A los preparativos de esa proclamación durante  los días previos a la muerte de Franco, se sumó en el último momento, con Franco fallecido, un nuevo inconveniente: se encontraba en Madrid Augusto Pinochet, que había asistido al entierro de Franco y a la jura del rey en el Palacio de las Cortes, y que no había demostrado la menor intención de regresar a Chile al saber que habría una Misa de Espíritu Santo en honor del rey. D. Juan Carlos tenía un doble problema: por un lado necesitaba presencia de importantes dignatarios extranjeros para demostrar ante unos españoles escépticos por un rey que consideraban franquista, que contaba con el respeto del mundo político internacional; por otro, era preciso "deshacerse" de Augusto Pinochet.

Se puso como objetivo tener a Valery Giscard D'Estaing en la misa, que se celebraría el día 27 para dar tiempo a las autoridades extranjeras a desplazarse hasta Madrid. El presidente francés era en aquel momento el dirigente más importante e influyente de Europa, pero el rey conocía su desafecto por España, su prepotencia y su soberbia. No sabía cómo acceder a él y le pidió a su amigo Manuel Prado Colón de Carvajal que se encargara de hacer las gestiones necesarias para que aceptara acudir a la ceremonia más importante de su inicio de reinado.
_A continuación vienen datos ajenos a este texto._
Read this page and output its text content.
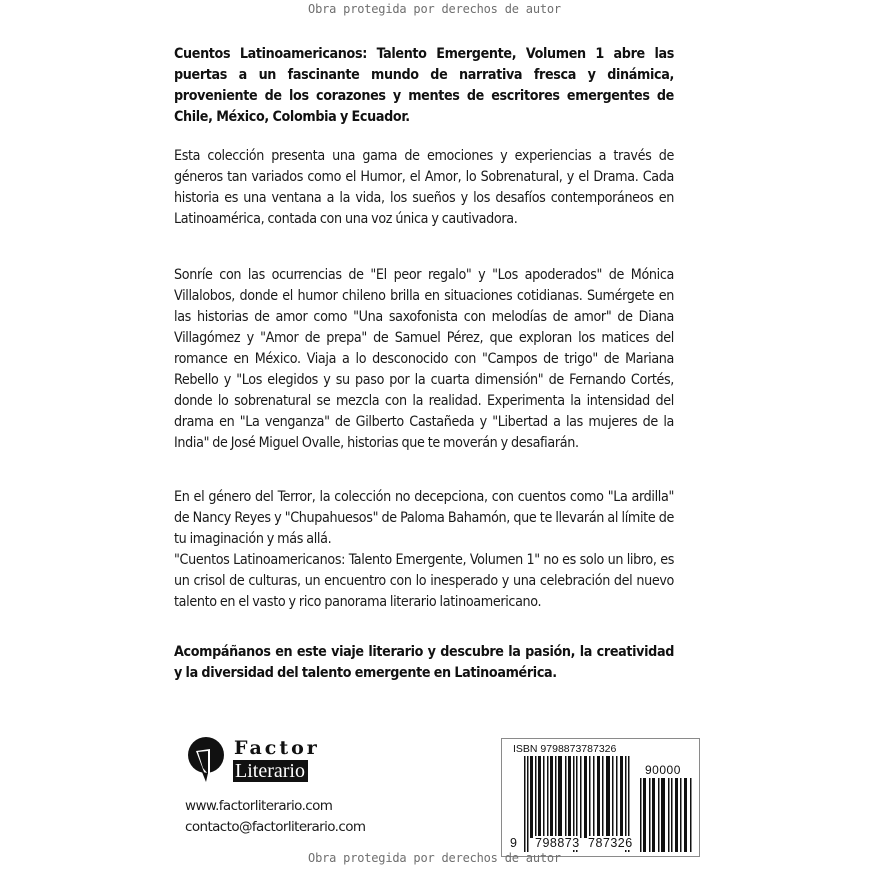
Obra protegida por derechos de autor

Cuentos Latinoamericanos: Talento Emergente, Volumen 1 abre las puertas a un fascinante mundo de narrativa fresca y dinámica, proveniente de los corazones y mentes de escritores emergentes de Chile, México, Colombia y Ecuador.

Esta colección presenta una gama de emociones y experiencias a través de géneros tan variados como el Humor, el Amor, lo Sobrenatural, y el Drama. Cada historia es una ventana a la vida, los sueños y los desafíos contemporáneos en Latinoamérica, contada con una voz única y cautivadora.

Sonríe con las ocurrencias de "El peor regalo" y "Los apoderados" de Mónica Villalobos, donde el humor chileno brilla en situaciones cotidianas. Sumérgete en las historias de amor como "Una saxofonista con melodías de amor" de Diana Villagómez y "Amor de prepa" de Samuel Pérez, que exploran los matices del romance en México. Viaja a lo desconocido con "Campos de trigo" de Mariana Rebello y "Los elegidos y su paso por la cuarta dimensión" de Fernando Cortés, donde lo sobrenatural se mezcla con la realidad. Experimenta la intensidad del drama en "La venganza" de Gilberto Castañeda y "Libertad a las mujeres de la India" de José Miguel Ovalle, historias que te moverán y desafiarán.

En el género del Terror, la colección no decepciona, con cuentos como "La ardilla" de Nancy Reyes y "Chupahuesos" de Paloma Bahamón, que te llevarán al límite de tu imaginación y más allá.

"Cuentos Latinoamericanos: Talento Emergente, Volumen 1" no es solo un libro, es un crisol de culturas, un encuentro con lo inesperado y una celebración del nuevo talento en el vasto y rico panorama literario latinoamericano.

Acompáñanos en este viaje literario y descubre la pasión, la creatividad y la diversidad del talento emergente en Latinoamérica.

Factor
Literario
www.factorliterario.com
contacto@factorliterario.com
ISBN 9798873787326
90000
9 798873 787326
Obra protegida por derechos de autor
Prado no conocía al presidente francés pero a través de un amigo que a su vez era amigo de su jefe de gabinete consiguió una cita. Cuando se produjo el encuentro en el Elíseo, Giscard le miró de arriba abajo sin pronunciar palabra y abandonó la sala en la que se encontraba el enviado del rey. Dos días más tarde le llamaron del Elíseo para indicarle que sería recibido nuevamente. 
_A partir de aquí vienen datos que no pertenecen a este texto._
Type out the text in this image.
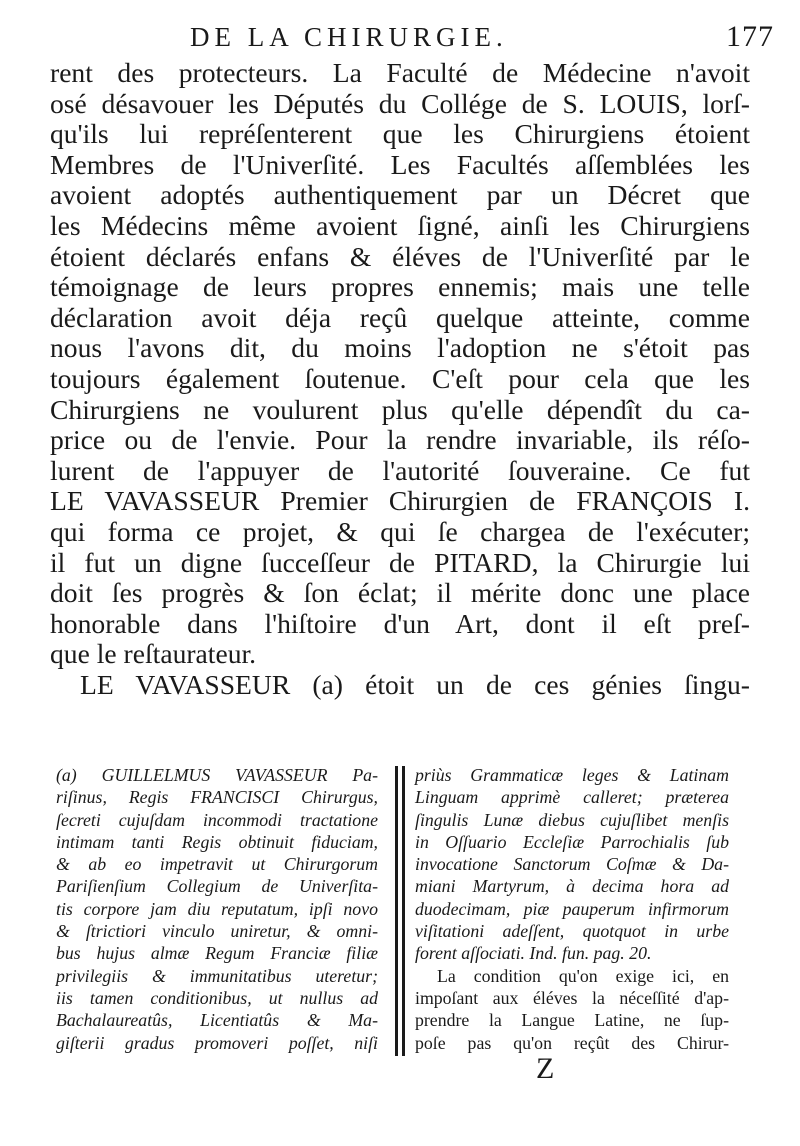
DE LA CHIRURGIE.	177
rent des protecteurs. La Faculté de Médecine n'avoit
osé désavouer les Députés du Collége de S. LOUIS, lorſ-
qu'ils lui repréſenterent que les Chirurgiens étoient
Membres de l'Univerſité. Les Facultés aſſemblées les
avoient adoptés authentiquement par un Décret que
les Médecins même avoient ſigné, ainſi les Chirurgiens
étoient déclarés enfans & éléves de l'Univerſité par le
témoignage de leurs propres ennemis; mais une telle
déclaration avoit déja reçû quelque atteinte, comme
nous l'avons dit, du moins l'adoption ne s'étoit pas
toujours également ſoutenue. C'eſt pour cela que les
Chirurgiens ne voulurent plus qu'elle dépendît du ca-
price ou de l'envie. Pour la rendre invariable, ils réſo-
lurent de l'appuyer de l'autorité ſouveraine. Ce fut
LE VAVASSEUR Premier Chirurgien de FRANÇOIS I.
qui forma ce projet, & qui ſe chargea de l'exécuter;
il fut un digne ſucceſſeur de PITARD, la Chirurgie lui
doit ſes progrès & ſon éclat; il mérite donc une place
honorable dans l'hiſtoire d'un Art, dont il eſt preſ-
que le reſtaurateur.
LE VAVASSEUR (a) étoit un de ces génies ſingu-
(a) GUILLELMUS VAVASSEUR Pa-
riſinus, Regis FRANCISCI Chirurgus,
ſecreti cujuſdam incommodi tractatione
intimam tanti Regis obtinuit fiduciam,
& ab eo impetravit ut Chirurgorum
Pariſienſium Collegium de Univerſita-
tis corpore jam diu reputatum, ipſi novo
& ſtrictiori vinculo uniretur, & omni-
bus hujus almæ Regum Franciæ filiæ
privilegiis & immunitatibus uteretur;
iis tamen conditionibus, ut nullus ad
Bachalaureatûs, Licentiatûs & Ma-
giſterii gradus promoveri poſſet, niſi
priùs Grammaticæ leges & Latinam
Linguam apprimè calleret; præterea
ſingulis Lunæ diebus cujuſlibet menſis
in Oſſuario Eccleſiæ Parrochialis ſub
invocatione Sanctorum Coſmæ & Da-
miani Martyrum, à decima hora ad
duodecimam, piæ pauperum infirmorum
viſitationi adeſſent, quotquot in urbe
forent aſſociati. Ind. fun. pag. 20.
La condition qu'on exige ici, en
impoſant aux éléves la néceſſité d'ap-
prendre la Langue Latine, ne ſup-
poſe pas qu'on reçût des Chirur-
Z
Le preguntó Giscard qué quería y le explicó Prado que el rey le tenía en la más alta consideración y quería que compartiera el acto con el que iniciaba formalmente su jefatura del Estado. Giscard hacía más caso a su perro –que hizo pis en los pantalones de Manuel Prado ante la mirada imperturbable del francés- que al mensajero español, que hacía esfuerzos por no perder la paciencia ni la educación. El presidente  pidió trato especial, que Prado le prometió, y sugirió Giscard que le concedieran el Toisón. Le respondió Prado que no era posible porque el depositario del Toisón en ese momento era D. Juan de Borbón, que no había renunciado a sus derechos dinásticos, y le propuso un desayuno en Zarzuela con el rey. Sería el único dignatario extranjero que tendría un encuentro privado con D. Juan Carlos. El presidente aceptó aunque Manuel Prado no había consultado esa posibilidad con el rey que, cuando se reunió con Prado nada más llegar del aeropuerto, se mostró entusiasmado con el desayuno con tal de contar con un personaje de tanto peso en Europa.

Fuera Pinochet

El problema de Pinochet era delicado. El dictador estaba decidido a acudir a la misa en honor del rey y no sabía D. Juan Carlos cómo decirle que se fuera. Finalmente encontró la fórmula: le invitó a un encuentro personal en Zarzuela "como despedida". Y Augusto Pinochet  entendió que le estaba mandando directamente a casa, a su país.

La Misa de Espíritu Santo se celebró y contó con una representación internacional jamás vista en España, tradicionalmente aisalada. Entre los que acudieron a la Iglesia de los Jerónimos se encontraban entre otras personalidades extranjeras  el duque de Edimburgo, el Rey Hussein de Jordania,  el príncipe heredero de Marruecos,  el presidente alemán Walter Shell, el Príncipe Alberto de Lieja, el vicepresidente de Estados Unidos David Rockefeller, el hermano del Shah de Persia, el primer ministro de Egipto, el hijo del presidente de Túnez  y el Príncipe Bertil de Suecia.